The Italian retreated and circled again. A horrible sneer distorted his face, and the knife flashed in the sunlight as he slashed it to and fro before the other’s hands. The crowd growled its appreciation. Three times Antonio leaped forward, slashed, and leaped back again; and each time the blood flowed from Mahmout’s slashed fingers. But the wrestler’s guard never lowered nor did he falter in his set plan of battle. He was working to get his man into a corner.
The Italian soon saw this and, leaping nimbly sidewise, lunged for Mahmout’s ribs. The right arm of the Bulgarian dropped in time to save his life, but the knife, deflected from its fatal aim, ripped through the top muscles of his back for six inches. The mob roared at the fresh blood, but Mahmout was working silently. In his spring the Italian had only leaped toward another corner of the ring.
Mahmout leaped suddenly toward him. Antonio, stabbing swiftly at the hands reached out for him, jumped back. A cry from a countryman in the crowd warned him. Swiftly he glanced over his shoulder, saw that he was cornered, and with a low, sweeping swing of the arm he threw the knife low at Mahmout’s abdomen.
The blade glinted as it flashed through the air; it thudded as it struck home; but the death-cry which the mob yelped out died short. With the expert’s quickness Mahmout had flung his huge forearms before the speeding blade. Now he held his left arm up. The stiletto, quivering from the impact, had pierced it through.
With a fierce roar Mahmout plucked out the knife, hurled it from the ring and dived forward. The Italian fought like a fury, feet, teeth and fingernails making equal play. He sank his teeth in the injured left arm. Mahmout groped with his one sound hand and methodically clamped a hold on an ankle. He made sure that the hold was a firm one; then he wrenched suddenly—once. The Italian screamed and stiffened straight up under the appalling pain. Then he fell flat to the ground, and Toppy saw that his right foot was twisted squarely around and that the leg lay limp on the ground like a twisted rag.
“Stop,” said Reivers, and Mahmout stepped back. “Take Tony’s knife away from him, boys. Mahmout wins—for the time being.”
“Inconsistent again,” muttered Toppy. “Your scheme is all fallacies, Reivers. You give Tony a knife with which he may kill Mahmout at one stroke, but you don’t let Mahmout finish him when he’s got him down. Why don’t you carry your system to its logical conclusion?”

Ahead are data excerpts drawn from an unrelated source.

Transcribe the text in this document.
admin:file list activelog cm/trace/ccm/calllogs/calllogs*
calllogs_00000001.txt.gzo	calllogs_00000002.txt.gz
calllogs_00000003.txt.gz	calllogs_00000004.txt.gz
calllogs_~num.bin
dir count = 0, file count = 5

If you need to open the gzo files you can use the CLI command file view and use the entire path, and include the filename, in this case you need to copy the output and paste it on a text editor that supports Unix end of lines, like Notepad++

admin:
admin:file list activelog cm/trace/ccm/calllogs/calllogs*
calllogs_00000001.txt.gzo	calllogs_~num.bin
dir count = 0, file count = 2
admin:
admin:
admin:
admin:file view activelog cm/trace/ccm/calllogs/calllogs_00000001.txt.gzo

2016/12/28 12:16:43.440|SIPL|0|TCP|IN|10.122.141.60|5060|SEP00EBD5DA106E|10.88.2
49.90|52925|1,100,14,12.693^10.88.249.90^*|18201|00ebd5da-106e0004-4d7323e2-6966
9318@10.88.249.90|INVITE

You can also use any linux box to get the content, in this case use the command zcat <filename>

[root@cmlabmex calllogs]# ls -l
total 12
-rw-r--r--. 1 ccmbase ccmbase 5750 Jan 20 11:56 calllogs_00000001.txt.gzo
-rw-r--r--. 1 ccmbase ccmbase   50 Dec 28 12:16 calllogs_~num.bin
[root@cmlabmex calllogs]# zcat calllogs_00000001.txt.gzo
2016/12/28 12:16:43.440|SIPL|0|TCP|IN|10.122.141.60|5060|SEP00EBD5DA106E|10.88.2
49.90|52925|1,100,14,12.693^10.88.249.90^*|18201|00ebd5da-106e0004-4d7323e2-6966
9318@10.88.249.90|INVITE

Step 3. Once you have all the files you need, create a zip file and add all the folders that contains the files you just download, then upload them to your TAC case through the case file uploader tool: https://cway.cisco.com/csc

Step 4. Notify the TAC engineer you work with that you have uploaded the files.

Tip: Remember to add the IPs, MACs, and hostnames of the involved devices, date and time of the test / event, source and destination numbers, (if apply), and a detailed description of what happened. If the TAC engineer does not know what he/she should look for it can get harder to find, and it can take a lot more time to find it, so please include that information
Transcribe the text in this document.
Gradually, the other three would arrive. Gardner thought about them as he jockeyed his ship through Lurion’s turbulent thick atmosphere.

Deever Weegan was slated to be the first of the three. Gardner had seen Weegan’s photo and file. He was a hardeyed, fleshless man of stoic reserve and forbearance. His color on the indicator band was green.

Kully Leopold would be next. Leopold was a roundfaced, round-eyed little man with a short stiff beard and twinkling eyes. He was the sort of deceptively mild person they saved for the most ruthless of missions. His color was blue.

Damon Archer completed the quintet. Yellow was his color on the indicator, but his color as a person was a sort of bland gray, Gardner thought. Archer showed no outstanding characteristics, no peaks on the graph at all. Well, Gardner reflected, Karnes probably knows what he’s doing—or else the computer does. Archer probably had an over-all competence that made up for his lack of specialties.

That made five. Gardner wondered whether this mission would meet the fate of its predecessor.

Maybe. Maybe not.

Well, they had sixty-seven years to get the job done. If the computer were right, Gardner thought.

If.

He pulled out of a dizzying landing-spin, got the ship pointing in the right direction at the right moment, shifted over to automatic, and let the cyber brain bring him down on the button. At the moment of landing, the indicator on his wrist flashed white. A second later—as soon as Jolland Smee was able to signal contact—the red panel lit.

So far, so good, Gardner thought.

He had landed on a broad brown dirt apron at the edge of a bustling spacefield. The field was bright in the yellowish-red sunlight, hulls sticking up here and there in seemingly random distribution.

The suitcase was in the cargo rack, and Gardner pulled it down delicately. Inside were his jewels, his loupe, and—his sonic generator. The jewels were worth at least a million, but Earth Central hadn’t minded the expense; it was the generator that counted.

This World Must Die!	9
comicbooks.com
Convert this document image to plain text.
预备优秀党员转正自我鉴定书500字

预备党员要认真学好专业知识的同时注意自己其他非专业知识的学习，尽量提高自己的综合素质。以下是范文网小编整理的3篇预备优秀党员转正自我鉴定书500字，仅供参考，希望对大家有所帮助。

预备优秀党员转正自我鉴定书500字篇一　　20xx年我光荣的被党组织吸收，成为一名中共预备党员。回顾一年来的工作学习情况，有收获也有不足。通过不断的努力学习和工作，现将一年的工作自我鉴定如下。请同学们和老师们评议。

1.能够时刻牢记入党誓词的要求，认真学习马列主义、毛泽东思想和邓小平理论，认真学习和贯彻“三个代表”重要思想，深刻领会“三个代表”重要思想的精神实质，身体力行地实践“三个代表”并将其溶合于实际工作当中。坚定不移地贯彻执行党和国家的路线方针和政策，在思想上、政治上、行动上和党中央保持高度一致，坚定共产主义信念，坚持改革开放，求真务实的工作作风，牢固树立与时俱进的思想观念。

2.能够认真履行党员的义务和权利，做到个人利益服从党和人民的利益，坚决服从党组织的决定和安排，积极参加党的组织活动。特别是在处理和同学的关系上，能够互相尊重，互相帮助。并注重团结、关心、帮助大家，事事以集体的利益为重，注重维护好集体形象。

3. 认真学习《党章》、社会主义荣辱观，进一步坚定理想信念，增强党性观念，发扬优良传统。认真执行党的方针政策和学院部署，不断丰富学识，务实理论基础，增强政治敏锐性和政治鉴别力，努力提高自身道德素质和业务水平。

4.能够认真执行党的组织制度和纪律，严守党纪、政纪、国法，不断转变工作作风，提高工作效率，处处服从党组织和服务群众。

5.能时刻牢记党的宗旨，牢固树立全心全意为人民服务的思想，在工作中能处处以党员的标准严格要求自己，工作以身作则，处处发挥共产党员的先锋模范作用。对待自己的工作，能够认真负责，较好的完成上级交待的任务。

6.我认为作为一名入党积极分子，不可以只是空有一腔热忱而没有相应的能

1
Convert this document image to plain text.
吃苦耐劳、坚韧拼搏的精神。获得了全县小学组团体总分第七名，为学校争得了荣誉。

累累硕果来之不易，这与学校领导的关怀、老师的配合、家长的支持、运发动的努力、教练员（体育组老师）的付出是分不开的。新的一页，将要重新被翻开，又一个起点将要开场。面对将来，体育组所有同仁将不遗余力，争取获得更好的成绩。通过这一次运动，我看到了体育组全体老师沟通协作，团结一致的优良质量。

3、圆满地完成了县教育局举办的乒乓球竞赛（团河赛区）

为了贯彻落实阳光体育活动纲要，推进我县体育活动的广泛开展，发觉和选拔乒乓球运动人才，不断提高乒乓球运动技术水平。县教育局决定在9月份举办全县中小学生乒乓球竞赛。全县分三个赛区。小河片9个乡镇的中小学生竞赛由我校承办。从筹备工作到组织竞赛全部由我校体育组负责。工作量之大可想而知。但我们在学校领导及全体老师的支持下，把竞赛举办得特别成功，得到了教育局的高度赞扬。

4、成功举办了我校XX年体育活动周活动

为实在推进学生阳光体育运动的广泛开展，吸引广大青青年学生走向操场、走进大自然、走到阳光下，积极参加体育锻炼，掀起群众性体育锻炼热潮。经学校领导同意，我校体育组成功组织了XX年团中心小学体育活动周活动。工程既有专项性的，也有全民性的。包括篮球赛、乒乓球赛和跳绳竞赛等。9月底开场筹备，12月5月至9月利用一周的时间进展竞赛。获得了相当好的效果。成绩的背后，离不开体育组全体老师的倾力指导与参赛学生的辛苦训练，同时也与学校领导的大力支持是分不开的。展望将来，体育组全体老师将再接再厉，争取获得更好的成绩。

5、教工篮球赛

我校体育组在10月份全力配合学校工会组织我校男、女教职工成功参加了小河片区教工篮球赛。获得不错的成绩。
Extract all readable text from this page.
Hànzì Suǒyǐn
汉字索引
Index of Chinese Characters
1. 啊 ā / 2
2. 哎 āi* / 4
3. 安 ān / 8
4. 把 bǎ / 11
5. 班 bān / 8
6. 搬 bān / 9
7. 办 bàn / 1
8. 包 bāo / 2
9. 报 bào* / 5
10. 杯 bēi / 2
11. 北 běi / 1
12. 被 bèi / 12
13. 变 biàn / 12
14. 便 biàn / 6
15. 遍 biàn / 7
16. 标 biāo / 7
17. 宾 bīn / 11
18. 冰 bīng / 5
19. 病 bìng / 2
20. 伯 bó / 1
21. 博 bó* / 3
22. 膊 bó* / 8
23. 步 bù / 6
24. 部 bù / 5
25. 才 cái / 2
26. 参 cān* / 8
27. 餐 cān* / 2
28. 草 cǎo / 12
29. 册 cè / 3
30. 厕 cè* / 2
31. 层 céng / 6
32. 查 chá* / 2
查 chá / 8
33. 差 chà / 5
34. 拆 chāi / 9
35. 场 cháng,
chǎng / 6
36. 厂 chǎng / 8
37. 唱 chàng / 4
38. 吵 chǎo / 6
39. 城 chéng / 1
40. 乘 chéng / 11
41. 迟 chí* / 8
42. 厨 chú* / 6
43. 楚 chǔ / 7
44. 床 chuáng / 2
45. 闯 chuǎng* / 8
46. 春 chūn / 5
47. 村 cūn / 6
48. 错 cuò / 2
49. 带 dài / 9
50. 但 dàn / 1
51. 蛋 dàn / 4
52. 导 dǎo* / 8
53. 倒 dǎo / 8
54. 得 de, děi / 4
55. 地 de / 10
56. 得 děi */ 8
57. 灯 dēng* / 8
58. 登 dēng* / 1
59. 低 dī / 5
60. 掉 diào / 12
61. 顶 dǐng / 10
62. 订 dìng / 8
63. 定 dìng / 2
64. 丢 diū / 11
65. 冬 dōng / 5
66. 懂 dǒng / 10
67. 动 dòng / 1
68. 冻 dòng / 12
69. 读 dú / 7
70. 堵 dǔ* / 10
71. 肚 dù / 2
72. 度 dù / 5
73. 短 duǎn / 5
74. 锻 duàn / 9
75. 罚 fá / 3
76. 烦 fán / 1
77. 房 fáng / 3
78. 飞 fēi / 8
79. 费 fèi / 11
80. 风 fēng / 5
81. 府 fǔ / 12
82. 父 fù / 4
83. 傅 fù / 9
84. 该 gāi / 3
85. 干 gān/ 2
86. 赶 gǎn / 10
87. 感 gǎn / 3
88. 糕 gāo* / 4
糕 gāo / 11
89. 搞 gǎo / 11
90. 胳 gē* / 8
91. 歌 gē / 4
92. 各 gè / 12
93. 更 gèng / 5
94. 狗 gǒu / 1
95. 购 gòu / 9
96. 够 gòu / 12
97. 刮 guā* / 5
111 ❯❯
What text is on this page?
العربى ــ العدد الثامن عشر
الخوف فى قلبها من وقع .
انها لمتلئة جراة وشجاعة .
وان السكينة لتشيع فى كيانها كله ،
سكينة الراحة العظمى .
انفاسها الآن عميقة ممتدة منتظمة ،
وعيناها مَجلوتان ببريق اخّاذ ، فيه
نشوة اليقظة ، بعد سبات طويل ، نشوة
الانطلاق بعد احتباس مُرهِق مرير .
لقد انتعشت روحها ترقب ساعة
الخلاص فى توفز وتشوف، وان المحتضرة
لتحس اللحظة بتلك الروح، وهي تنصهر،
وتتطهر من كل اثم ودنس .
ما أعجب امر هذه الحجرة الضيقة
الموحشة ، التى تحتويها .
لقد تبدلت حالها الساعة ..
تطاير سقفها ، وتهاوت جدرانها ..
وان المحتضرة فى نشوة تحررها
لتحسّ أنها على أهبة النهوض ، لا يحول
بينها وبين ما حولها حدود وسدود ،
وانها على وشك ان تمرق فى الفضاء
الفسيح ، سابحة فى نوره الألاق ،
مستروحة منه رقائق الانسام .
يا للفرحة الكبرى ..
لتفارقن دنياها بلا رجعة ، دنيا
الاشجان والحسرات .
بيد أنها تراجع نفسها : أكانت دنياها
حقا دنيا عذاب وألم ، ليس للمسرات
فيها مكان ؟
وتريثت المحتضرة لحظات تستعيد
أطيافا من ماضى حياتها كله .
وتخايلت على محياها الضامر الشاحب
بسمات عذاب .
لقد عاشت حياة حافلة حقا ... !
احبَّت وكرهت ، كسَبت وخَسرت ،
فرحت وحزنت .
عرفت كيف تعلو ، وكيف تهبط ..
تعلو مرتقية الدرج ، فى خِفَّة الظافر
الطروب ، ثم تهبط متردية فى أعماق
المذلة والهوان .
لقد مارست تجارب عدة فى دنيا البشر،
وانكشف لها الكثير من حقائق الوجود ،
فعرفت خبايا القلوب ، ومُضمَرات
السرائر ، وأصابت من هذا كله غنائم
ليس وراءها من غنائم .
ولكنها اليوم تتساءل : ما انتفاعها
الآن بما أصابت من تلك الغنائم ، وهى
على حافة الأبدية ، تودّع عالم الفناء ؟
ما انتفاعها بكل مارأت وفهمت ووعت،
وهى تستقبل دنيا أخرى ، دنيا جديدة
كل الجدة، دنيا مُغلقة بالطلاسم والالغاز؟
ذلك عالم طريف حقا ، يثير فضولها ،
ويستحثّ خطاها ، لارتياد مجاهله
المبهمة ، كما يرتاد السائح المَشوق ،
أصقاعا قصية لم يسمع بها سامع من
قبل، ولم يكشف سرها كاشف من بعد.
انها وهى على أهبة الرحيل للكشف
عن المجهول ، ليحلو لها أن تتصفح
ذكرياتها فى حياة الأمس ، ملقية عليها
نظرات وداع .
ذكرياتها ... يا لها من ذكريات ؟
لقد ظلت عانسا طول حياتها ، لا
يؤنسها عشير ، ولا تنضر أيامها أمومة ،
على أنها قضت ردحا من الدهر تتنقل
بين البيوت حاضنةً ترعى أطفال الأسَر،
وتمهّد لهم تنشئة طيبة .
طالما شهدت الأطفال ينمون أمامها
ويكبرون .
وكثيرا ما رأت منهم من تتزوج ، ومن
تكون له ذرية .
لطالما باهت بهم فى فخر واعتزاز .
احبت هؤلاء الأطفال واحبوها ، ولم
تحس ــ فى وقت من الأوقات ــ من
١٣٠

“Why don’t I?” chuckled Reivers, stepping down from the table. “Why, simply because Signor Antonio is the camp cook, and cooks are too scarce to be destroyed unnecessarily. Now come along, Treplin. Court’s adjourned; a light docket to-day. I’ve been thinking of your wanting to learn how to run a logging-camp. I’m going to give you a change of jobs. You’ll be no good in the blacksmith-shop till your ankle’s normal again. Come along; I’ll show you what I’ve picked out for you.”
He turned away from the ring as from a finished episode in the day’s work. That was over. Whether Torta or Antonio lived or died, were whole or crippled for the rest of their lives, had no room in his thoughts. He strode toward the gate as if the yard were empty, and the crowd opened a way far before him. Outside the gate he led the way around the stockade toward where the river roared and tumbled through the chutes of Cameron Dam.